ANP Tech in Newark creates one-step test to detect toxins

 

Ray Yin is president and CEO of ANP Tech in Newark. The company is launching and having some success with a product to easily test for pesticides on fruits and vegetables. / ROBERT CRAIG/THE NEWS JOURNAL

If you were empowered in the comfort of your kitchen to put your breakfast, lunch and dinner to a pesticide and toxic metal detection test and have results in 10 minutes for $10, would you buy in?

A one-step test created from technology originally developed for the U.S. Department of Defense by ANP Tech in Newark to detect biological agents/pathogens in water, is making its way into Delaware grocery stores.

Within the past two weeks, the NIDS ACE III-C, a rapid color test much like a pregnancy test, has found its way into Janssen’s Market in Greenville, Zingo’s Supermarket in Pike Creek and ShopRite on Concord Pike, with plans to be stocked in six Delaware ShopRite stores owned by the Kenny Family. It is also available at ANP Tech’s website, www.anptinc.com, and on Amazon.com.

“Due to DOD budget sequestration, ANP is quickly diversifying itself from the defense sector to the commercial sector,” explains Ray Yin, president and CEO for ANP, and inventor of the original technology. “Many people are more conscientious about nutritional values of the food they consume each day without knowing that the low level of pesticides they could be taking in from various food and drink sources can be toxic to them in the long run.”

ANP is the sole supplier for DOD biological toxin-testing in water. Today, the firm has put a laser-sharp focus on the global consumer market for its easy-to-use pesticide test kits. Its business is split into thirds defined by work for the government, the consumer market and in drug development.

“The latter turned out to be a much larger market than its originally intended use for the DOD,” Yin said. “Due to the ongoing public concern about pesticide contamination in food and water sources, particularly for fresh produce, dry fruits and tea and coffee, ANP is seeking to help consumers by providing them a safe and easy way for them to test their purchases prior to consumption.”

The small firm of 30 scientists was founded by Yin in 2002 with less than 10 employees in a 35,000-square-foot space, where they continue to work their biomedical magic.

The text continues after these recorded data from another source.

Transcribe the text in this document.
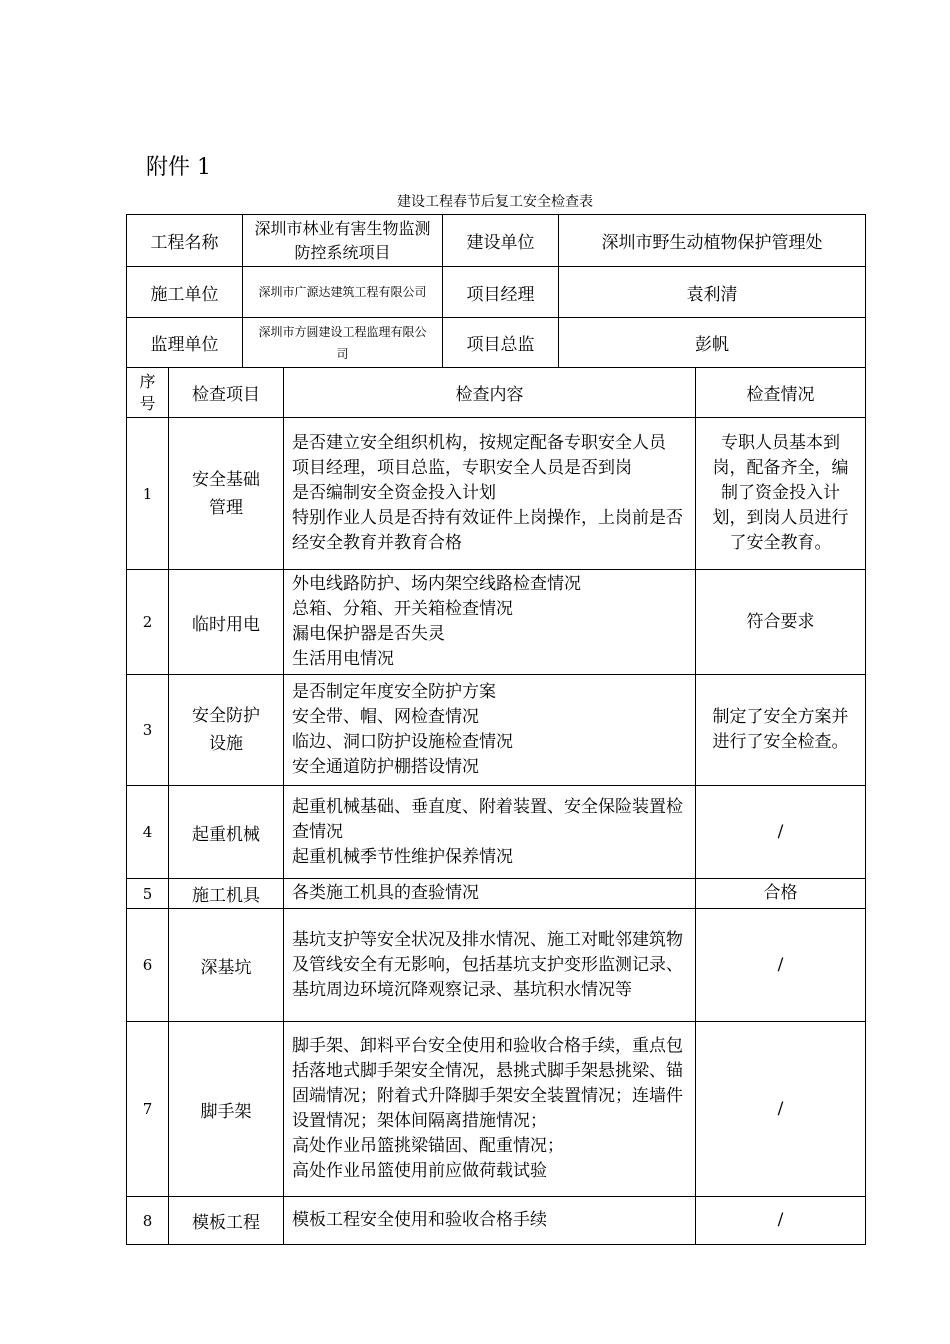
附件 1
建设工程春节后复工安全检查表
工程名称	深圳市林业有害生物监测防控系统项目	建设单位	深圳市野生动植物保护管理处
施工单位	深圳市广源达建筑工程有限公司	项目经理	袁利清
监理单位	深圳市方圆建设工程监理有限公司	项目总监	彭帆
序号	检查项目	检查内容	检查情况
1	安全基础管理	是否建立安全组织机构，按规定配备专职安全人员
项目经理，项目总监，专职安全人员是否到岗
是否编制安全资金投入计划
特别作业人员是否持有效证件上岗操作，上岗前是否经安全教育并教育合格	专职人员基本到岗，配备齐全，编制了资金投入计划，到岗人员进行了安全教育。
2	临时用电	外电线路防护、场内架空线路检查情况
总箱、分箱、开关箱检查情况
漏电保护器是否失灵
生活用电情况	符合要求
3	安全防护设施	是否制定年度安全防护方案
安全带、帽、网检查情况
临边、洞口防护设施检查情况
安全通道防护棚搭设情况	制定了安全方案并进行了安全检查。
4	起重机械	起重机械基础、垂直度、附着装置、安全保险装置检查情况
起重机械季节性维护保养情况	/
5	施工机具	各类施工机具的查验情况	合格
6	深基坑	基坑支护等安全状况及排水情况、施工对毗邻建筑物及管线安全有无影响，包括基坑支护变形监测记录、基坑周边环境沉降观察记录、基坑积水情况等	/
7	脚手架	脚手架、卸料平台安全使用和验收合格手续，重点包括落地式脚手架安全情况，悬挑式脚手架悬挑梁、锚固端情况；附着式升降脚手架安全装置情况；连墙件设置情况；架体间隔离措施情况；
高处作业吊篮挑梁锚固、配重情况；
高处作业吊篮使用前应做荷载试验	/
8	模板工程	模板工程安全使用和验收合格手续	/
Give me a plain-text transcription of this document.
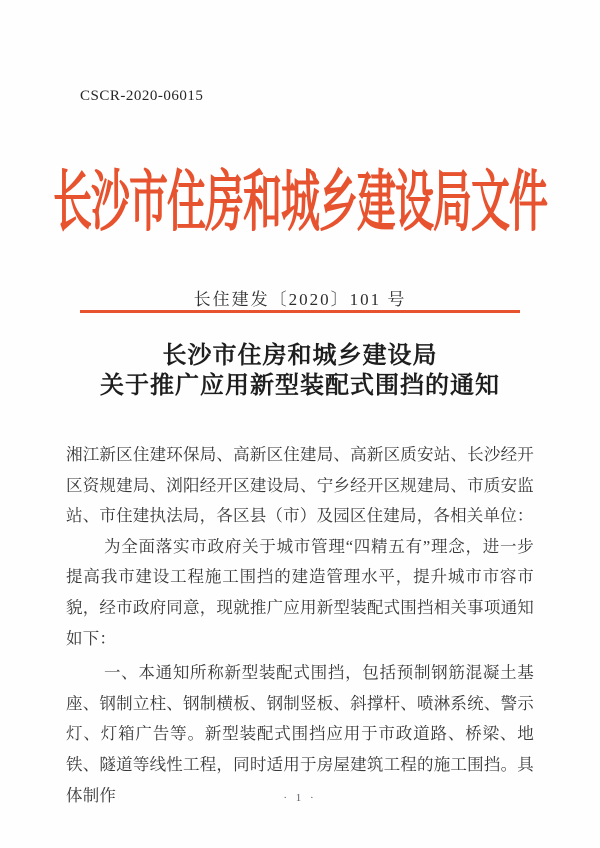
CSCR-2020-06015
长沙市住房和城乡建设局文件
长住建发〔2020〕101 号
长沙市住房和城乡建设局
关于推广应用新型装配式围挡的通知

湘江新区住建环保局、高新区住建局、高新区质安站、长沙经开区资规建局、浏阳经开区建设局、宁乡经开区规建局、市质安监站、市住建执法局，各区县（市）及园区住建局，各相关单位：

为全面落实市政府关于城市管理“四精五有”理念，进一步提高我市建设工程施工围挡的建造管理水平，提升城市市容市貌，经市政府同意，现就推广应用新型装配式围挡相关事项通知如下：

一、本通知所称新型装配式围挡，包括预制钢筋混凝土基座、钢制立柱、钢制横板、钢制竖板、斜撑杆、喷淋系统、警示灯、灯箱广告等。新型装配式围挡应用于市政道路、桥梁、地铁、隧道等线性工程，同时适用于房屋建筑工程的施工围挡。具体制作	· 1 ·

Half the company’s employees are University of Delaware graduates led with humility by 48-year-old Yin, a Ph.D, who “learned all this stuff” as a program manager in a U.S. Army Research.

Yli Remo Vallejo, Ph.D., senior vice president of research and development at ANP, is the primary inventor for the single test that detects a large number of pesticides and toxic metals.

“Although it is known that the presence of high levels of pesticides [above the human lethal level] in food and drinks can kill people, the risk for low-level chronic exposure of such pesticides to humans is still not well understood,” Yin said. “So far, a number of scientific studies have shown that chronic exposure of pesticides can lead to cancer, depression, Parkinson’s, cardiovascular and diabetes-related diseases.”

The opportunity would appear rich as ANP’s product, invented and manufactured in Delaware, has no competition, everyone everywhere eats, and there is a heightened awareness of food safety among consumers.

NIDS Ace rapid test is the only one-step pesticide test, particularly for the detection of organophosphate/carbamate-based pesticides and toxic/heavy metals that is available, Yin said.

Pesticides, moreover, the organophosphate- and carbamate-based compounds, are in the same class of chemicals as nerve agents used in chemical warfare, except they are less toxic than nerve agents, Yin said.

“This product has the most potential to address food safety concerns in the U.S. and around the world,” said Wendy Wen, business adviser for the Delaware Small Business and Technology Development Center, University of Delaware. “As a mom I want to test food. I want that feeling of empowerment.”